Verstraeten Maïté, Lefere Sander, Raevens Sarah
Department of Gastroenterology and Hepatology, Ghent University Hospital, Ghent, Belgium.
Hepatology Research Unit, Department of Internal Medicine and Pediatrics, Liver Research Center, Ghent University, Ghent, Belgium.
Acta Clin Belg. 2024 Oct;79(5):384-391. doi: 10.1080/17843286.2025.2456697. Epub 2025 Jan 28.

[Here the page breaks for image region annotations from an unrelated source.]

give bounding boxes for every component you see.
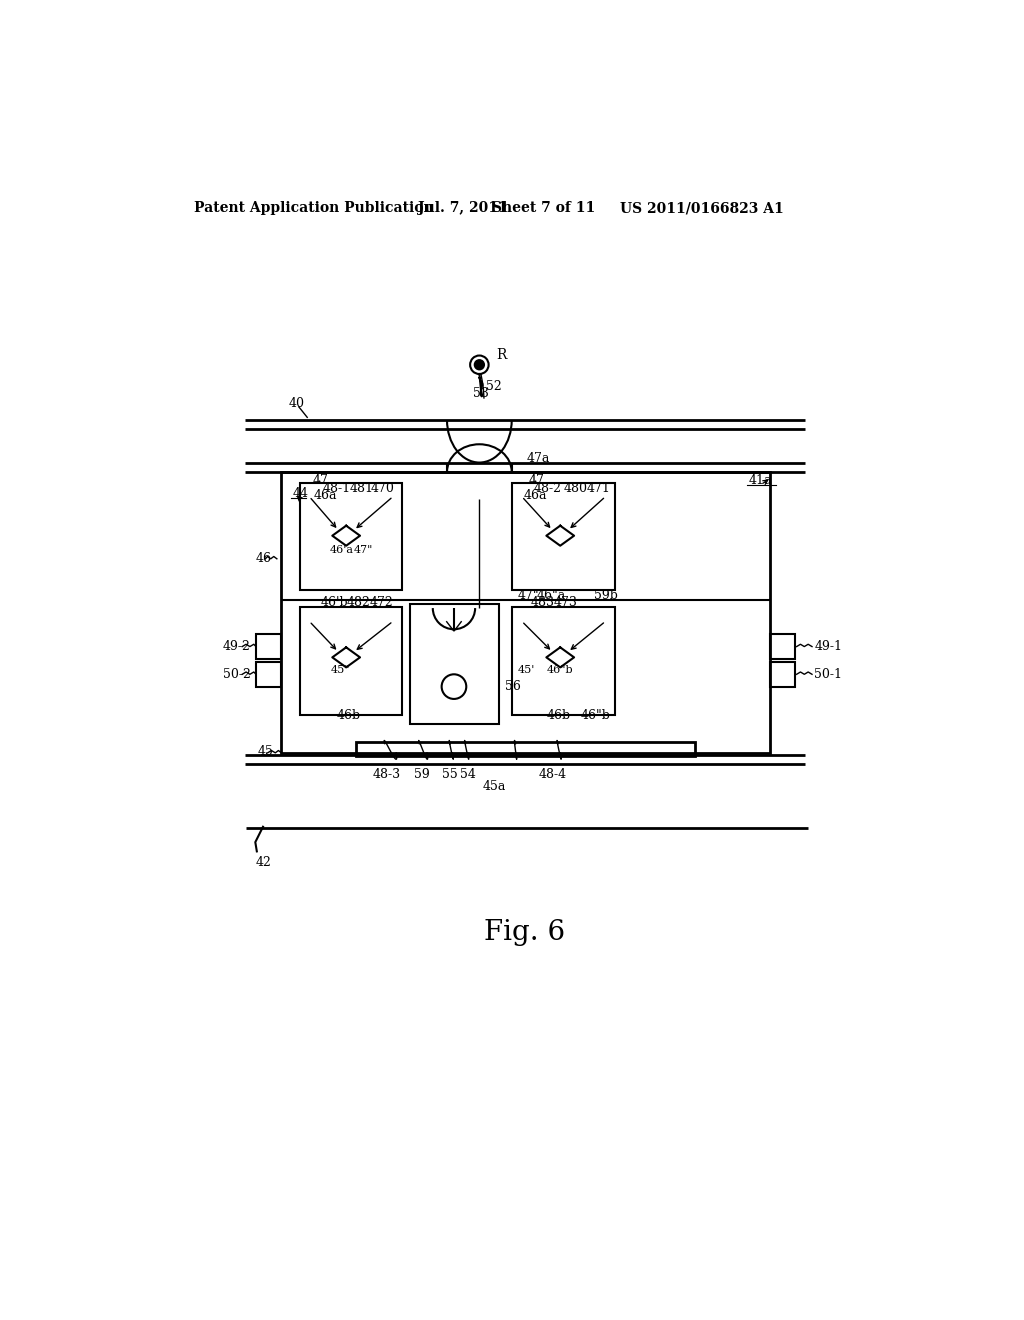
Text: 53: 53 [473,387,489,400]
Text: 481: 481 [349,482,373,495]
Bar [300,607,402,715]
Text: 59: 59 [414,768,430,781]
Text: 46: 46 [255,552,271,565]
Text: 48-3: 48-3 [373,768,401,781]
Bar [770,635,795,659]
Text: 470: 470 [371,482,394,495]
Bar [300,483,402,590]
Text: 482: 482 [346,597,370,610]
Text: 46"b: 46"b [547,665,573,676]
Text: Fig. 6: Fig. 6 [484,919,565,945]
Bar [356,742,695,756]
Text: 483: 483 [530,597,554,610]
Text: 45': 45' [518,665,536,676]
Text: 40: 40 [289,397,304,409]
Text: 59b: 59b [594,589,617,602]
Text: 48-2: 48-2 [535,482,562,495]
Bar [256,635,281,659]
Text: 45": 45" [331,665,350,676]
Text: 49-1: 49-1 [814,640,843,653]
Text: 52: 52 [486,380,502,393]
Bar [512,607,614,715]
Text: 46b: 46b [337,709,361,722]
Text: 48-4: 48-4 [539,768,567,781]
Text: Patent Application Publication: Patent Application Publication [194,202,433,215]
Text: 473: 473 [554,597,578,610]
Text: 47": 47" [518,589,540,602]
Bar [512,483,614,590]
Text: US 2011/0166823 A1: US 2011/0166823 A1 [620,202,783,215]
Bar [256,663,281,686]
Text: Jul. 7, 2011: Jul. 7, 2011 [418,202,508,215]
Text: 46"b: 46"b [581,709,611,722]
Text: 42: 42 [255,857,271,870]
Text: 45: 45 [258,744,273,758]
Text: 41a: 41a [749,474,772,487]
Text: 55: 55 [441,768,458,781]
Text: 47a: 47a [527,453,551,465]
Text: 46a: 46a [313,490,337,502]
Text: 48-1: 48-1 [323,482,351,495]
Text: 46'b: 46'b [321,597,348,610]
Text: 472: 472 [370,597,393,610]
Text: 46b: 46b [547,709,570,722]
Text: 46'a: 46'a [330,545,353,554]
Circle shape [475,360,484,370]
Text: 50-2: 50-2 [223,668,251,681]
Bar [281,471,770,752]
Text: 471: 471 [587,482,610,495]
Text: 45a: 45a [482,780,506,793]
Text: 54: 54 [460,768,476,781]
Text: 47": 47" [354,545,373,554]
Text: R: R [497,347,507,362]
Bar [770,663,795,686]
Text: 49-2: 49-2 [223,640,251,653]
Text: 480: 480 [563,482,588,495]
Text: 56: 56 [505,680,520,693]
Bar [410,605,499,723]
Text: 46"a: 46"a [538,589,566,602]
Text: 44: 44 [292,487,308,500]
Text: 47: 47 [313,474,329,487]
Text: 47: 47 [528,474,545,487]
Text: 46a: 46a [524,490,548,502]
Text: Sheet 7 of 11: Sheet 7 of 11 [493,202,596,215]
Text: 50-1: 50-1 [814,668,843,681]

Hepatopulmonary syndrome (HPS) and portopulmonary hypertension (POPH) are two distinct pulmonary vascular complications seen in patients with liver disease and/or portal hypertension. HPS is characterized by disturbed gas exchange and hypoxemia because of intrapulmonary vascular dilatations. POPH is defined by pulmonary arterial hypertension, which might lead to right heart failure. HPS affects up to 30% of patients with end-stage liver disease requiring liver transplantation. POPH is rarer and affects 1-5% of this patient population. If not recognized and left untreated, these disorders result in significant mortality. This review provides an update on HPS and POPH and discusses their clinical characteristics, screening and diagnostic modalities, and management, including the place of liver transplantation.
肝肺综合征(HPS)和门脉性肺动脉高压(POPH)是肝病和/或门脉高压患者中出现的两种不同的肺血管并发症。HPS的特征是由于肺内血管扩张导致气体交换紊乱和低氧血症。POPH由肺动脉高压定义,这可能导致右心衰竭。HPS影响高达30%需要肝移植的终末期肝病患者。POPH较为罕见,影响该患者群体的1%-5%。如果未被识别且未得到治疗,这些疾病会导致显著的死亡率。本综述提供了关于HPS和POPH的最新信息,并讨论了它们的临床特征、筛查和诊断方法以及管理,包括肝移植的地位。